İkinci olarak, güvenlik bürokrasisinde stratejik bir dengeleme yapılmaktadır ve Putin’in modus operandisi ile örtüşmektedir. Vladimir Putin, ülke siyaseti üzerinde nüfuz ve güç mücadelesinde bulunan muhtelif grupları birbiri ile dengelemekte, makam yükseltme-alçaltmaları bunu gözeterek yapmaktadır. Bu sayede herhangi bir tarafın diğerine üstün gelmesini ve sistemde tahakküm kurması engellemektedir. Hatta yeri geldiğinde kontrollü olarak çatışmaya izin verip, müteakiben sorun çözücü olarak tüm taraflar üzerindeki nüfuzunu tahkim etmektedir. Bu sistem içerisinde tüm grupların ortak özelliği ise Putin’e olan sadakat. Sadakatini muhafaza eden aktörler, sistemin dışına itilmiyor ve ötekileştirilmiyor.
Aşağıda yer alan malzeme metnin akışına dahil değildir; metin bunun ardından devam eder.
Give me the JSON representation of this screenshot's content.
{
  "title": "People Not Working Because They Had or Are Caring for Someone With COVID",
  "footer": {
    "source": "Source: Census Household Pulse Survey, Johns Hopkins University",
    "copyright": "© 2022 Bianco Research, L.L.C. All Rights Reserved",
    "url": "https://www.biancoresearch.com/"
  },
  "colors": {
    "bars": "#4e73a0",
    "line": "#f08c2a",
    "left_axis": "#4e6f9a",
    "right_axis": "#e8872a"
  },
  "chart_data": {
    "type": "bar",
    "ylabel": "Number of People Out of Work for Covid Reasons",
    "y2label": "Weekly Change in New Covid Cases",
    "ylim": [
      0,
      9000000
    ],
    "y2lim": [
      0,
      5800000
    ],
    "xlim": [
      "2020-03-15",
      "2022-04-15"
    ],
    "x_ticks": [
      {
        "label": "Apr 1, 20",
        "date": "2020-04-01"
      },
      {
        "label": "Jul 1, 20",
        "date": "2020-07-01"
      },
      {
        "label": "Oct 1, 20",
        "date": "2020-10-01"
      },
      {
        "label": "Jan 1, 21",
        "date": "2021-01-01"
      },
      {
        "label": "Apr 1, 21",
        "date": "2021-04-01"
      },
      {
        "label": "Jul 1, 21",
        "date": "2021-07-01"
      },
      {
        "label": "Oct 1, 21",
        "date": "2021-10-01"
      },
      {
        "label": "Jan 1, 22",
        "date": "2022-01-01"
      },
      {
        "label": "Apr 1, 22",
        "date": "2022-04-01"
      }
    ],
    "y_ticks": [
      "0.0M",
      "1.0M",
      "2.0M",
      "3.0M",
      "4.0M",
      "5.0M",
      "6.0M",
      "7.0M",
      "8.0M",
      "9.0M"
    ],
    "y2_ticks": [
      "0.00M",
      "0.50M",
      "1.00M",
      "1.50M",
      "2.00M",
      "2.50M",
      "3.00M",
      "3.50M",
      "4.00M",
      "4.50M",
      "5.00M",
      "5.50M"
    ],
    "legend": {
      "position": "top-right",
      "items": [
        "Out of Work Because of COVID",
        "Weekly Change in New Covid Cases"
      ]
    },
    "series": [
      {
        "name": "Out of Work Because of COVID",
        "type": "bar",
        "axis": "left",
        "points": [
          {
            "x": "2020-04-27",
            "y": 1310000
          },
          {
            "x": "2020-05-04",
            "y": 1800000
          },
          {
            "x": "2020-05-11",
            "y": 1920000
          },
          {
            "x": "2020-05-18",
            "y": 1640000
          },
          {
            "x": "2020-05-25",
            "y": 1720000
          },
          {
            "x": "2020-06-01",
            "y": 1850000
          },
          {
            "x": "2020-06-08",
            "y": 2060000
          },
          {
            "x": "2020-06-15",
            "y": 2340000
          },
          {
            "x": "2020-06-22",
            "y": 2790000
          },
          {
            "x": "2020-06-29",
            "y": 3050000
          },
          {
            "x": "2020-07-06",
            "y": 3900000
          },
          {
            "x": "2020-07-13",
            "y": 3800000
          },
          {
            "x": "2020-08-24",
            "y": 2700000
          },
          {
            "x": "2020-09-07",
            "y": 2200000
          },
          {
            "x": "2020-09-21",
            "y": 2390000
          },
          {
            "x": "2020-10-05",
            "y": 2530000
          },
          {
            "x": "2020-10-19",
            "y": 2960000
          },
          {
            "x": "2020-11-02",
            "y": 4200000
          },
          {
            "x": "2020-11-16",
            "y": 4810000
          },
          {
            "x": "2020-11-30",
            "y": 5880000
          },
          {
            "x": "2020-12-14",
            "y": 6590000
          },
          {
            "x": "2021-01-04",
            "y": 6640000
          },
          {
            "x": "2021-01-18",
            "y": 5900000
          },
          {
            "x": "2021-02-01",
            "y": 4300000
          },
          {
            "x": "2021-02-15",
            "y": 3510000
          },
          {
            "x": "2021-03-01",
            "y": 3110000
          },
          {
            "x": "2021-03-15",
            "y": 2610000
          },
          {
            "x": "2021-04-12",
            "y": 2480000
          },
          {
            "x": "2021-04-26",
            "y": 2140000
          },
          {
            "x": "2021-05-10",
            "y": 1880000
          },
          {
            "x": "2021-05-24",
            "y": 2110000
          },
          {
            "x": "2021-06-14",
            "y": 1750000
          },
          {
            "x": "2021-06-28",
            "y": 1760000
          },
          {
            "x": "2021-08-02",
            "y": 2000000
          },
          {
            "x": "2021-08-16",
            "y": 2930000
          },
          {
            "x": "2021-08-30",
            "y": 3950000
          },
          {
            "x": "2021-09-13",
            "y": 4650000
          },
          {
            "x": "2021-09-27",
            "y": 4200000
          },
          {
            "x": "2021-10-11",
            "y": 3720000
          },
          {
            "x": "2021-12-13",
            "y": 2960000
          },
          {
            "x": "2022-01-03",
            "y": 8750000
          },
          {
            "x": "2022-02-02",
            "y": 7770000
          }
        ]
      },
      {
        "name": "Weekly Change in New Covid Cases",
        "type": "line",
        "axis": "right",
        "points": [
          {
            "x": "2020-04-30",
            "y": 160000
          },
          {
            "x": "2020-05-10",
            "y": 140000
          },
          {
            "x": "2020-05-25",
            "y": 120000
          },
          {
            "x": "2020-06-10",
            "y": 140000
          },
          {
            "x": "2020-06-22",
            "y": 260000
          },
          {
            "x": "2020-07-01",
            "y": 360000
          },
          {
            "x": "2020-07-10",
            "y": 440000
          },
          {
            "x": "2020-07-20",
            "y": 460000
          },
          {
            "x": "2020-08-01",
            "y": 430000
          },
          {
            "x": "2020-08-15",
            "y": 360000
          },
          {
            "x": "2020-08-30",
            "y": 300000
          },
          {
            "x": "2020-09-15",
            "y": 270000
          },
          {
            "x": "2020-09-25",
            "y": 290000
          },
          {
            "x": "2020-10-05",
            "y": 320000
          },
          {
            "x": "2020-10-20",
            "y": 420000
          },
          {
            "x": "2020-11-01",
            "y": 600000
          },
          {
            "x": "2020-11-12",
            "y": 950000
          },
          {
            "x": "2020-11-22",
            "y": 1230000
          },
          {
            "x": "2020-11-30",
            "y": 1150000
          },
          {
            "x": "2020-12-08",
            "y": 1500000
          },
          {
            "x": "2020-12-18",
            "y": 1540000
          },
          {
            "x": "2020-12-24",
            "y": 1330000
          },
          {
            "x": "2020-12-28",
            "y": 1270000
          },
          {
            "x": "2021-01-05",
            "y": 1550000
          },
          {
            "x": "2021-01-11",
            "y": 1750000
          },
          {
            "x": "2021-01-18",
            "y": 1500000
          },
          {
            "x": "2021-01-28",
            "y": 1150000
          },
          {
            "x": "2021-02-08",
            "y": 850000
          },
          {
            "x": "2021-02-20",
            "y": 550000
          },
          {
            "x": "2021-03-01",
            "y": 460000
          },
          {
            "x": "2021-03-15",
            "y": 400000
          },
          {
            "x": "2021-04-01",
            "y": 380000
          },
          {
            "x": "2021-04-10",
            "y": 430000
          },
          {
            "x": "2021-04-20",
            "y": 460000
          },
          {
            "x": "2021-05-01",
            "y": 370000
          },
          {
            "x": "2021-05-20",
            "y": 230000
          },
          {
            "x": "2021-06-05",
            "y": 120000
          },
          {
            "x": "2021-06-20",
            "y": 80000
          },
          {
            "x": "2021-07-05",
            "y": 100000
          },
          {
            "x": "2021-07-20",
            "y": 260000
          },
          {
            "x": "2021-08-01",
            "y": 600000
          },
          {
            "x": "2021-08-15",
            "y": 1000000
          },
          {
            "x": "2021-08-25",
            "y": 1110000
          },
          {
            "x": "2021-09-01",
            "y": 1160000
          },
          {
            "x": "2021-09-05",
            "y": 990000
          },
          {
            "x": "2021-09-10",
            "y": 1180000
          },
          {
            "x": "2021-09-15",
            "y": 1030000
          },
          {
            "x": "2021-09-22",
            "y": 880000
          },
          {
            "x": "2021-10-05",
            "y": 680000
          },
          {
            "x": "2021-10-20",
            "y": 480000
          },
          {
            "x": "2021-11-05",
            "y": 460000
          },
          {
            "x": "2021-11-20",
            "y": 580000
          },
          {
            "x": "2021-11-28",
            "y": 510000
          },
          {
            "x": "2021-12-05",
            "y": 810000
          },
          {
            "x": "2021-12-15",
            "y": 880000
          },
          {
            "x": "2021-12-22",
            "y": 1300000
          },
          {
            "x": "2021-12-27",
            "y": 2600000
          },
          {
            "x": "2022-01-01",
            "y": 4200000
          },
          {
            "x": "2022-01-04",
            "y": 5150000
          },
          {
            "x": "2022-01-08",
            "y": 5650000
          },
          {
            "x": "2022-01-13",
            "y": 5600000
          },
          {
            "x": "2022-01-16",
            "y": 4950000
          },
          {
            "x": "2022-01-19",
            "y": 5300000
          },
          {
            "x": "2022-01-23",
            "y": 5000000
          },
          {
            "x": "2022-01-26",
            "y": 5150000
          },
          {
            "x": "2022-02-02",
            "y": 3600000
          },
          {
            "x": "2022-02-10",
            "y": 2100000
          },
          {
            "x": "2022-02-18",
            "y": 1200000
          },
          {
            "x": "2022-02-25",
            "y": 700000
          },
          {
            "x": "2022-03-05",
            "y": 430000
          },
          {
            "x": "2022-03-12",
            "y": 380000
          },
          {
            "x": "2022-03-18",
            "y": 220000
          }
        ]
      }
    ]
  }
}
Nitekim son değişiklikler de bu yaklaşıma ampirik kanıtlar sunmaktadır.

FSB, GRU ve Rosgvardia ile mücadele halinde olan Sergey Şoygu’nun Savunma Bakanlığından alınması ancak sistem içerisinde özgül ağırlığı olan ve strateji üretiminde etkin güvenlik konseyi genel sekreterliğine getirilmesi iyi bir örnektedir. Ayrıca Peskov’un açıklamalarına göre yeni sistemde Şoygu, eskiden Savunma Bakanlığı uhdesinde olan Askeri-Endüstriyel komisyonda da görev üstlenecektir. Bununla beraber, Valeri Gerasimov’un Genelkurmay Başkanlığı görevini sürdürecek olması ve Putin’in açıkladığı üzere Ukrayna’daki harekatı icra eden tüm yapının varlığını sürdürmesi de önemlidir. Bu ifadeden yola çıkarak, bakanlıkta vuku bulan skandallara ve üst düzey tutuklamalara (Savunma Bakan Yardımcısı Timur İvanov ve Savunma Bakanlığı Personel Dairesi Başkanı Yuriy Kuznetsov) rağmen, Şoygu dönemine ait kritik personel ve generaller görevlerine devam edeceklerdir. Zira, aksi bir senaryoda güvenlik bürokrasinde operatif diğer grup ve kurumlar ağırlık kazanabilir ve dengesiz bir yapı oluşabilirdi. Bu denklemde Putin, Şoygu ve temsil ettiği grubun etkisini bütünüyle tasfiye etmeden stratejik bir geçiş sağlamıştır.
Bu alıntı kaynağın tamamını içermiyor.